1. Use of a probiotic bacterium for the manufacture of a medicament for the treatment or prevention of amyloidosis.

2. Use in accordance with claim 1, wherein the probiotic bacterium is administered in combination with an active agent that is therapeutically effective in the treatment or prevention of amyloidosis.

3. Use in accordance with claim 2, wherein the active agent is selected from the group consisting of cannabinoids, curcuminoids, and mixtures thereof.

4. Use in accordance with claim 3, wherein the cannabinoid is a mixture containing cannabidiol and/or THCA.

5. Use in accordance with claim 3, wherein the cannabinoid is cannabidiol.

6. Use in accordance with claim 3, wherein the cannabinoid is THCA.

7. Use in accordance with any of claims 3 to 6, wherein the curcuminoid is a mixture containing curcumin.

8. Use in accordance with any of claims 3 to 6, wherein the curcuminoid is curcumin.

9. Use in accordance with any of claims 1 to 8, wherein the probiotic bacterium is selected from the group consisting of bacteria of the genus Lactobacillus, bacteria of the genus Streptococcus, bacteria of the genus Bifidobacterium, bacteria of the genus Enterococcus, and bacteria of the genus Pseudomonas.

10. Use in accordance with any of claims 1 to 8, wherein the probiotic bacterium is a lactic acid bacterium.

11. Use in accordance with any of claims 1 to 8, wherein the probiotic bacterium is selected from the group consisting of Enterococcus faecium, Bifidobacterium longum, Streptococcus thermophilus, Lactobacillus acidophilus, Lactobacillus plantarum, Lactobacillus rhamnosus, Bifidobacterium breve, and Pseudomonas fluorescens.

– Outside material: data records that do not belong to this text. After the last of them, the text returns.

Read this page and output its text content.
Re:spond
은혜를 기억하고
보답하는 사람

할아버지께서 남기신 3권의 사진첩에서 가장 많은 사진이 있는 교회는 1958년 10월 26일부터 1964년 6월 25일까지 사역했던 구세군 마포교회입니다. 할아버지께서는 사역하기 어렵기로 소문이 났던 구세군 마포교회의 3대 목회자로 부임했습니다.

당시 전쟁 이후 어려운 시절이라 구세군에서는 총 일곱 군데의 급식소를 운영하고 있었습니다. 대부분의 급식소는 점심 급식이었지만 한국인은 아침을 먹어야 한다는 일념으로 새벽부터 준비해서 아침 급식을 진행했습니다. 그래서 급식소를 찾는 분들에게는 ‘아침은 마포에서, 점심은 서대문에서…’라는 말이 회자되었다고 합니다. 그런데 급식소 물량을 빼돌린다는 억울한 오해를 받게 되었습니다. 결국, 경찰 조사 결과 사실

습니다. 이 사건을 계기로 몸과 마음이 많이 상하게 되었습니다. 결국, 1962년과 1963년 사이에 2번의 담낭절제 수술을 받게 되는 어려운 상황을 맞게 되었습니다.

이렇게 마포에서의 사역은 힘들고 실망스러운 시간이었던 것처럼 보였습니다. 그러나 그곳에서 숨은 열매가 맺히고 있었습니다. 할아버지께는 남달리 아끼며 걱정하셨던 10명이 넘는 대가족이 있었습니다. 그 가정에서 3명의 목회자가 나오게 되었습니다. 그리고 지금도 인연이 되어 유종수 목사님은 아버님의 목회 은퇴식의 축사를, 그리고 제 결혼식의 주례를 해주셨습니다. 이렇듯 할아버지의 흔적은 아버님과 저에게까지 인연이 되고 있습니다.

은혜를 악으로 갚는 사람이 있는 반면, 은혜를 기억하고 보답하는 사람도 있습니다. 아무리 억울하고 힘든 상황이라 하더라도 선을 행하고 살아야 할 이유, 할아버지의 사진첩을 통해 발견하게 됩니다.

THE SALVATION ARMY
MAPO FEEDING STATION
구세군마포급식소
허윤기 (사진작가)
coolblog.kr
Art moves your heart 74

12. Use in accordance with any of claims 1 to 8, wherein the probiotic bacterium is Lactobacillus rhamnosus or Lactobacillus plantarum.

13. Use in accordance with any of claims 1 to 12, wherein the probiotic bacterium and optionally the further active agent are contained in a pharmaceutical composition.

14. Use in accordance with claim 13, wherein the pharmaceutical composition contains, in addition to the probiotic bacterium and optionally the further active agent, only water.

15. Use in accordance with any of claims 1 to 14, wherein the amyloidosis is Alzheimer's disease.